Nvidia commits up to $3.2B in Corning for AI fiber-optic factories

AnalysisNvidia and Corning, the optical-fiber maker that supplies most of the world's data-center fiber, announced on May 6 a multi-year partnership built around three new manufacturing plants in North Carolina and Texas. The deal gives Nvidia rights to invest up to $3.2 billion in Corning, a $500 million up-front purchase of share rights, and 3,000 new manufacturing jobs. Corning will lift US optical-connectivity manufacturing capacity 10x and US fiber output by more than 50%. The mechanic worth flagging: an AI cluster the size Nvidia is selling now needs more fiber per GPU than every previous data-center generation, because the GPUs are interconnected with optics rather than copper. Nvidia is locking in supply the same way TSMC's customers lock in wafer slots.

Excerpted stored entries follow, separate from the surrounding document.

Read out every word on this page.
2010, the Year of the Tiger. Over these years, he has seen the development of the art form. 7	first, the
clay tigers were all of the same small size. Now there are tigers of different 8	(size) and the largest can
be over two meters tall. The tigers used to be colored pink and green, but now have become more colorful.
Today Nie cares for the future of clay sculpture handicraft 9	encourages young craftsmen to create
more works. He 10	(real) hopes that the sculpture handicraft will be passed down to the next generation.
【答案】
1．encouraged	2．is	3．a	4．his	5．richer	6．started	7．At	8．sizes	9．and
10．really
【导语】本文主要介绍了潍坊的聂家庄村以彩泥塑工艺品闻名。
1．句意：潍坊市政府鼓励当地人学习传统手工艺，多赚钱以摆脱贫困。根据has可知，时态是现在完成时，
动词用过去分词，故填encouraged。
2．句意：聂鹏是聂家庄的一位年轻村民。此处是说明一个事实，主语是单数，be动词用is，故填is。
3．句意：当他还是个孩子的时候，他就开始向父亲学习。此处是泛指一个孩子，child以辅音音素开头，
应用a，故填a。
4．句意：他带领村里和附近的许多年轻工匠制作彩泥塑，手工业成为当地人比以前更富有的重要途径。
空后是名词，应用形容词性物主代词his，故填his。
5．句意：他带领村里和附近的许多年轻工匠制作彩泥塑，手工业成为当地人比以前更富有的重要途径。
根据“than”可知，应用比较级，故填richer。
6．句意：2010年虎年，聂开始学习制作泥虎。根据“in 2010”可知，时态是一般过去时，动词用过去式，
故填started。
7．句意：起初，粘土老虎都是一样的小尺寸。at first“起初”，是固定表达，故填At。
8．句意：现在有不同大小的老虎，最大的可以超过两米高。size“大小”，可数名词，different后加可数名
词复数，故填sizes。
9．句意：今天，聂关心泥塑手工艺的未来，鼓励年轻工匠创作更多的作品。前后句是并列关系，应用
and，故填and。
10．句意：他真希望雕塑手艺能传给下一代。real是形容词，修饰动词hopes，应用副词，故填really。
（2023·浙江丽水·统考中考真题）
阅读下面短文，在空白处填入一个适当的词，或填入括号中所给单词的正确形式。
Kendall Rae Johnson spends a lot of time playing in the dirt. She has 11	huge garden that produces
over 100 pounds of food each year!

It is a quiet capacity move dressed up as a stock-price move.

LLM Evals ·OpenAI

OpenAI rolls out GPT-5.5-Cyber to vetted security teams

AnalysisOpenAI announced on May 7 a limited preview of GPT-5.5-Cyber, a variant of GPT-5.5 tuned for offensive security work, including reverse-engineering malware, finding vulnerabilities, building exploits, and running pentests (simulated attacks against a system to find weaknesses). Access is gated to 'vetted defenders' working on critical systems, and most users will need to enable Advanced Account Security to call the model after June 1. The UK AI Security Institute (AISI) called the model 'one of the strongest we have tested on our cyber tasks.' It solved one of AISI's 32-step corporate-network attack ranges end-to-end on 1 of 10 attempts, an exercise estimated to take a human expert 20 hours. AISI's framing is careful, but the read is that autonomous end-to-end attacks against weakly secured small enterprises are now within a frontier model's reach.